Robson Square is virtually dead. I remember taking photographs of Premier Bill Bennett in his office there. The Premier’s office is gone.
There would be an obvious link between the Erickson modified Vancouver Art Gallery and the rest of Robson Square. There is none.
At one time Early Music Vancouver held concerts at the UBC Chapel (past the UBC Golf Course). I know for a fact that Early Music Vancouver could not get Vancouver City funding because the chapel was not within the city.
It would seem to me (a purely personal opinion in what is materializing as my UBC rant) that when convenient UBC is not in the city and is part of the Endowment Lands (Spirit, etc in that name!). And when convenient they are part of the city in what really is another cemetery within our city’s borders.
Thanks to Early Music Vancouver’s Summer Program (concerts and classes at the UBC School of Music, at Barnett Recital Hall) which just closed last week there is a hub of activity around there. You might have noticed people with large cases with theorbos inside or violin and cello cases. The place hummed.
While attending concerts I made it a point to ask people when had been the last time they had attended a play or function at the nearby Frederic Wood Theatre. The answers were in years.
My query if any of them had gone for an exhibition at the Morris and Helen Belkin Gallery recently was met by quizzical silence.
Across from the School of Music is the Old Auditorium. This lovely place was refurbished but Doctor Drance told me that the sound is now not very good.

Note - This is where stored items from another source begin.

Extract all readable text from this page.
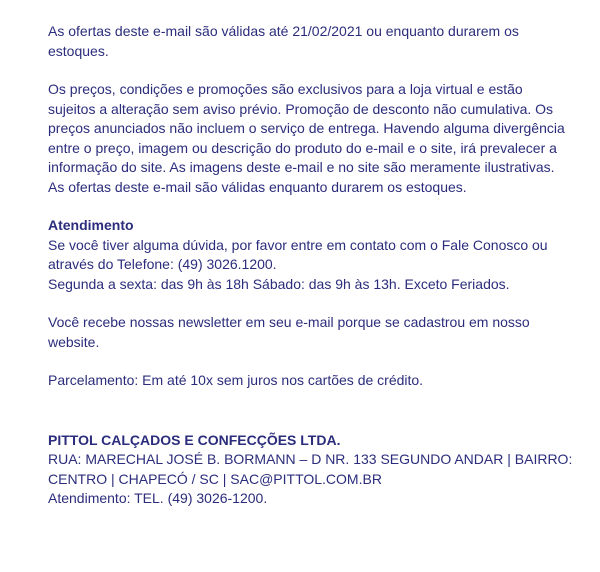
As ofertas deste e-mail são válidas até 21/02/2021 ou enquanto durarem os
estoques.

Os preços, condições e promoções são exclusivos para a loja virtual e estão
sujeitos a alteração sem aviso prévio. Promoção de desconto não cumulativa. Os
preços anunciados não incluem o serviço de entrega. Havendo alguma divergência
entre o preço, imagem ou descrição do produto do e-mail e o site, irá prevalecer a
informação do site. As imagens deste e-mail e no site são meramente ilustrativas.
As ofertas deste e-mail são válidas enquanto durarem os estoques.

Atendimento
Se você tiver alguma dúvida, por favor entre em contato com o Fale Conosco ou
através do Telefone: (49) 3026.1200.
Segunda a sexta: das 9h às 18h Sábado: das 9h às 13h. Exceto Feriados.

Você recebe nossas newsletter em seu e-mail porque se cadastrou em nosso
website.

Parcelamento: Em até 10x sem juros nos cartões de crédito.

PITTOL CALÇADOS E CONFECÇÕES LTDA.
RUA: MARECHAL JOSÉ B. BORMANN – D NR. 133 SEGUNDO ANDAR | BAIRRO:
CENTRO | CHAPECÓ / SC | SAC@PITTOL.COM.BR
Atendimento: TEL. (49) 3026-1200.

But the place is the seat of UBC Opera.
Because the city is now in charge of VanDusen Botanical Garden there is even more of disconnect among our cities excellent gardens like Queen Elizabeth and the Dr. Sun Yat-Sen Classical Chinese Garden. There is no interaction between them and the UBC Botanical Garden & Centre for Plant Research (and its ancillary Nitobe Memorial Garden. Few in our city know that the UBC Botanical Garden has a Shop In The Garden which houses an excellent small nursery.
But anybody who might venture to UBC and explore Westwood Village they will find a modern and rather lovely (if made of concrete) urban development with a Save-On-Foods and even a yoga establishment. The people walking the streets (some with small dogs) are young. It’s a great little place.

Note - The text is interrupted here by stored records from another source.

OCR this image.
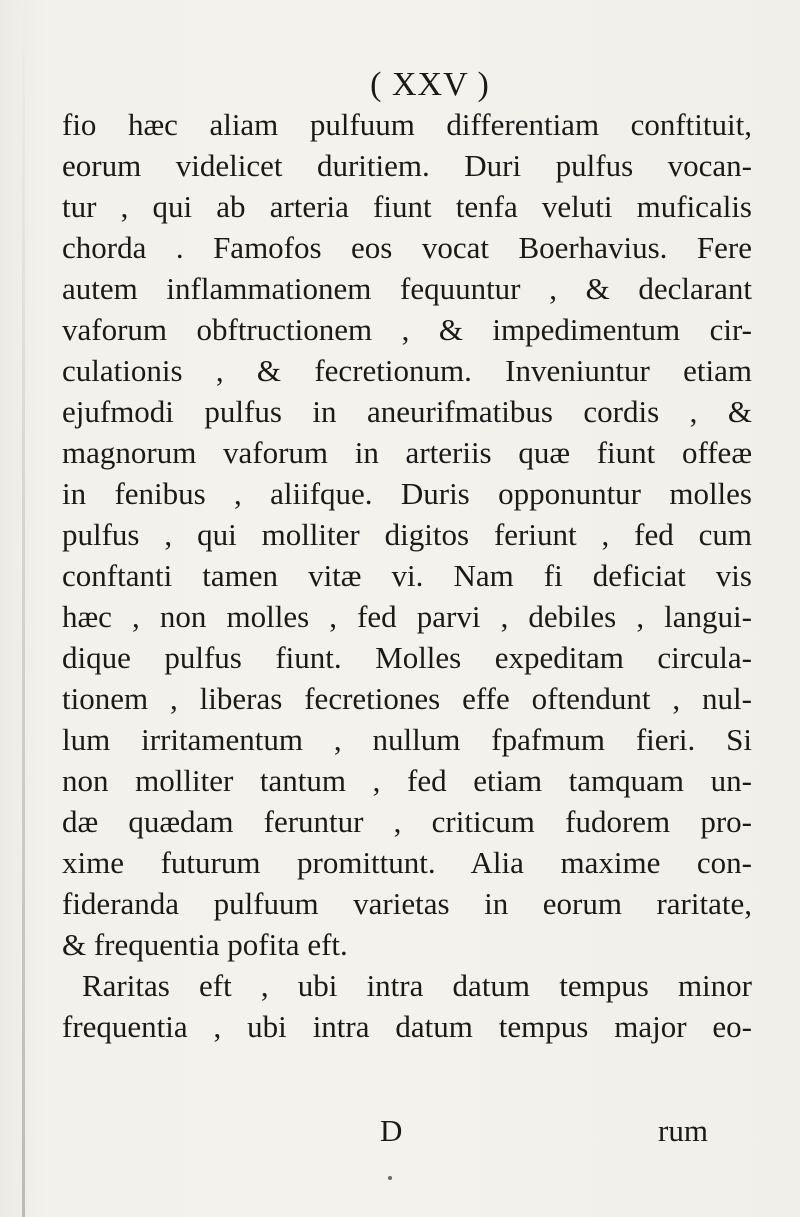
( XXV )
fio hæc aliam pulfuum differentiam conftituit,
eorum videlicet duritiem. Duri pulfus vocan-
tur , qui ab arteria fiunt tenfa veluti muficalis
chorda . Famofos eos vocat Boerhavius. Fere
autem inflammationem fequuntur , & declarant
vaforum obftructionem , & impedimentum cir-
culationis , & fecretionum. Inveniuntur etiam
ejufmodi pulfus in aneurifmatibus cordis , &
magnorum vaforum in arteriis quæ fiunt offeæ
in fenibus , aliifque. Duris opponuntur molles
pulfus , qui molliter digitos feriunt , fed cum
conftanti tamen vitæ vi. Nam fi deficiat vis
hæc , non molles , fed parvi , debiles , langui-
dique pulfus fiunt. Molles expeditam circula-
tionem , liberas fecretiones effe oftendunt , nul-
lum irritamentum , nullum fpafmum fieri. Si
non molliter tantum , fed etiam tamquam un-
dæ quædam feruntur , criticum fudorem pro-
xime futurum promittunt. Alia maxime con-
fideranda pulfuum varietas in eorum raritate,
& frequentia pofita eft.
Raritas eft , ubi intra datum tempus minor
frequentia , ubi intra datum tempus major eo-
D	rum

But it would seem that UBC is stressing urban development (or is that suburban?) that is slowly eating away at the trees and vegetation of the Endowment Lands. Condo towers are rising more and more.

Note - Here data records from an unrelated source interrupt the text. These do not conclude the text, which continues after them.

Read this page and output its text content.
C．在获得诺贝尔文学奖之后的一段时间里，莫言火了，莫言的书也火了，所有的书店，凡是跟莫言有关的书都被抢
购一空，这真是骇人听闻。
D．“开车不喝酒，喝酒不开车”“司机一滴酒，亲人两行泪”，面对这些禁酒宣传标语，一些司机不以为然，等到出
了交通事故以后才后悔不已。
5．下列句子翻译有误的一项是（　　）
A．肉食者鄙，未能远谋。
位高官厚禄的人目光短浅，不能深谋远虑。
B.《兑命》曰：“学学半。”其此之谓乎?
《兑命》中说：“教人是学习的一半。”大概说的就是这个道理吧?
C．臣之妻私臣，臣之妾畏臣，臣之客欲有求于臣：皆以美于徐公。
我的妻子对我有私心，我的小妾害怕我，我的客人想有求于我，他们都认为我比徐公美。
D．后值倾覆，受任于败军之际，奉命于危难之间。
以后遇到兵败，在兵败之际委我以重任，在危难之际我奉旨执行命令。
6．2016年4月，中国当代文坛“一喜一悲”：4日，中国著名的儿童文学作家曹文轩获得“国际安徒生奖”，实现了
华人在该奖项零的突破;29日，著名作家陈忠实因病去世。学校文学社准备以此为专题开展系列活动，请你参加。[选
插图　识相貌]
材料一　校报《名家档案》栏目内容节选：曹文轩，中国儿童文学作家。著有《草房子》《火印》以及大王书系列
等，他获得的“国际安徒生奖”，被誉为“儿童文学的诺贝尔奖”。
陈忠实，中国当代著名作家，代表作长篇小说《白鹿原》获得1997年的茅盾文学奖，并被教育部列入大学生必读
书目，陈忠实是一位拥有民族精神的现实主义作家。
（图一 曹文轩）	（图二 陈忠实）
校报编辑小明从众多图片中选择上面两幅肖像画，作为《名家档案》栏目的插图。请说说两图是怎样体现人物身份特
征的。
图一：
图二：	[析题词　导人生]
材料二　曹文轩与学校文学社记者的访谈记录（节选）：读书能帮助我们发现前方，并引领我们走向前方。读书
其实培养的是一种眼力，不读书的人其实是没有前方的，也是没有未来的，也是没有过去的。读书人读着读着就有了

Finally with all the uproar of the recent and sudden (an unexplained) resignation of UBC President Arvind Gupta nothing has been mentioned by what I would call our lazy press on an event that I noticed last year while walking to a concert of Early Music Vancouver at the Chan.
By the President’s residence I noticed several big and black SUVs and big men in black suits with ear bud and wires. I attempted to enquire what was going on but they told me to vamoose. Further up I asked a student who told me a body was found on the doorsteps of Gupta’s residence.
Our press only added the information that the only person at home was one of Gupta’s daughters. Nothing was ever written on how the corpse (was it a man?) ended up on the doorsteps. Was it homicide? Was it a drug overdose?There has been nothing since. And our press has yet to connect the dots (if there are indeed any) on this event and Arvind Gupta’s resignation.
Addendum: The name of the corpse is Roderick Bruce Cortner.
To the above I would add that I also know the name of the corpses to be found on Robson Square. They are UBC.